It’s important to understand the fundamental difference between starting with a smaller pair in hold ’em and starting with a smaller pair in seven-card stud. In stud, you can improve by making a bigger two-pair than your opponent or by simply catching another pair when your opponent doesn’t.
In hold ’em, you cannot win these ways. In order to draw out in hold ’em when you’re holding the smaller pair, you must catch a third card of your pair’s rank, make a straight or flush using one card, or play the board to tie (which, by the way, can happen when two pair and a kicker hit the board — all ranking higher than either your or your opponent’s original pair).

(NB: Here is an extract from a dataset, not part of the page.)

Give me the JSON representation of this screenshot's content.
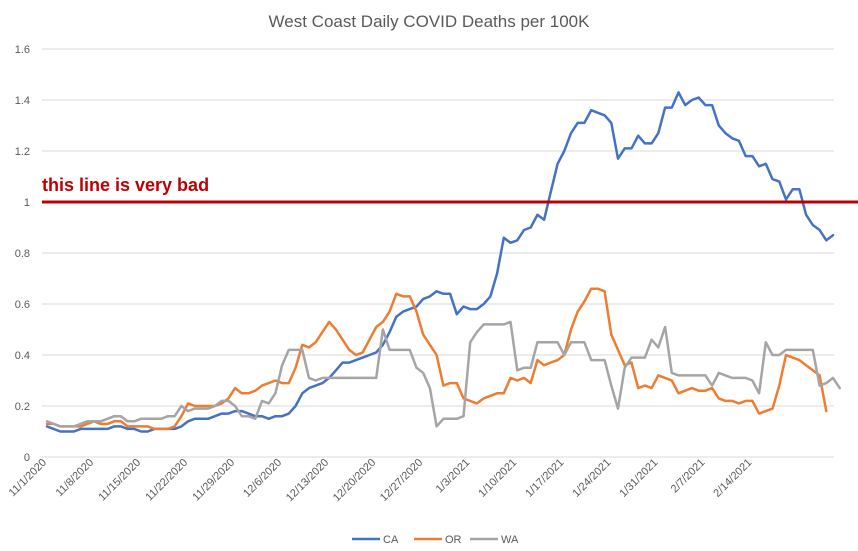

So, as an example of the difference in difficulty of overcoming a bigger pair in hold ’em, let’s use a pair of sevens vs.. a pair of sixes as an example. The assumption is that the first two cards in hold ’em are your private two cards, of course, and the remaining five cards are the communal board. The assumption in seven-card stud is that the pairs are the first two cards in the hole, with five cards to come (including the not-yet-dealt random door card [first face-up card] for each player). We will make these two individual pairs consist of four different suits.
Based on computer simulations involving 4,000,000 individual hands dealt, here’s the difference:
In hold ’em, the pair of sevens wins 81 percent of the time, leaving you with only a 19 percent chance of winning with your pair of sixes.
In seven-card stud, the pair of sevens wins 58 percent of the time, leaving you with a much-more-significant 42 percent chance of winning with your pair of sixes.